There might be comparable forks to Linux out there right now. Does anyone switch? No. Linux is the windows of Unices. You can't dethrone it just by coming up with a better fork.
There's a difference between being slightly better than something that's still satisfactory, and being good in comparison to something that's no longer satisfactory. Look at X11: everyone used XFree86, even though forks were possible—until they decided to go in a direction people didn't like. Then people started using X.Org pretty damned fast.
That was something of a palace coup, though--- x.org wasn't really an upstart fork, but a secession of a large portion of the XFree86 core team.
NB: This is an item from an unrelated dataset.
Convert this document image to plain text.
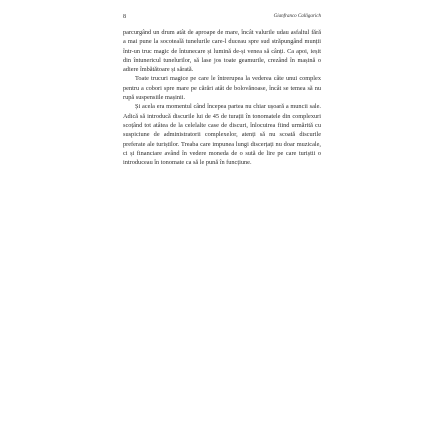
8	Gianfranco Calligarich

parcurgând un drum atât de aproape de mare, încât valurile udau asfaltul fără a mai pune la socoteală tunelurile care-l duceau spre sud străpungând munții într-un truc magic de întunecare și lumină de-și venea să cânți. Ca apoi, ieșit din întunericul tunelurilor, să lase jos toate geamurile, crezând în mașină o adiere îmbătătoare și sărată.

Toate trucuri magice pe care le întrerupea la vederea câte unui complex pentru a cobori spre mare pe cărări atât de bolovănoase, încât se temea să nu rupă suspensiile mașinii.

Și acela era momentul când începea partea nu chiar ușoară a muncii sale. Adică să introducă discurile lui de 45 de turații în tonomatele din complexuri scoțând tot atâtea de la celelalte case de discuri, înlocuirea fiind urmărită cu suspiciune de administratorii complexelor, atenți să nu scoată discurile preferate ale turiștilor. Treaba care impunea lungi discerțați nu doar muzicale, ci și financiare având în vedere moneda de o sută de lire pe care turiștii o introduceau în tonomate ca să le pună în funcțiune.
They also managed to get the X Consortium to hand over the old x.org domain to them and bless their version as the new official reference implementation, which cemented their new status.
While I agree with what you are saying, your analogy is not completely accurate. Switching GUI is nowhere near switching the kernel in terms of risk and the hassle that might come with the change. The main reasons for inertia are the linux servers and the development stack that's built on top of linux servers. Most deployed Linuces have neither X.Org nor XFree86 installed on them.
The kernel is already evolving constantly, and a major version upgrade has to be thoroughly tested before rolling it out on a production system. A fork won't be that different - if Linus switches the license tomorrow, most kernel devs will just move to the forked codebase.
A license change is a bad example. Nobody can switch the license for Linux. It has always been GPLv2-only, you'd need the approval of all contributors to the kernel to switch.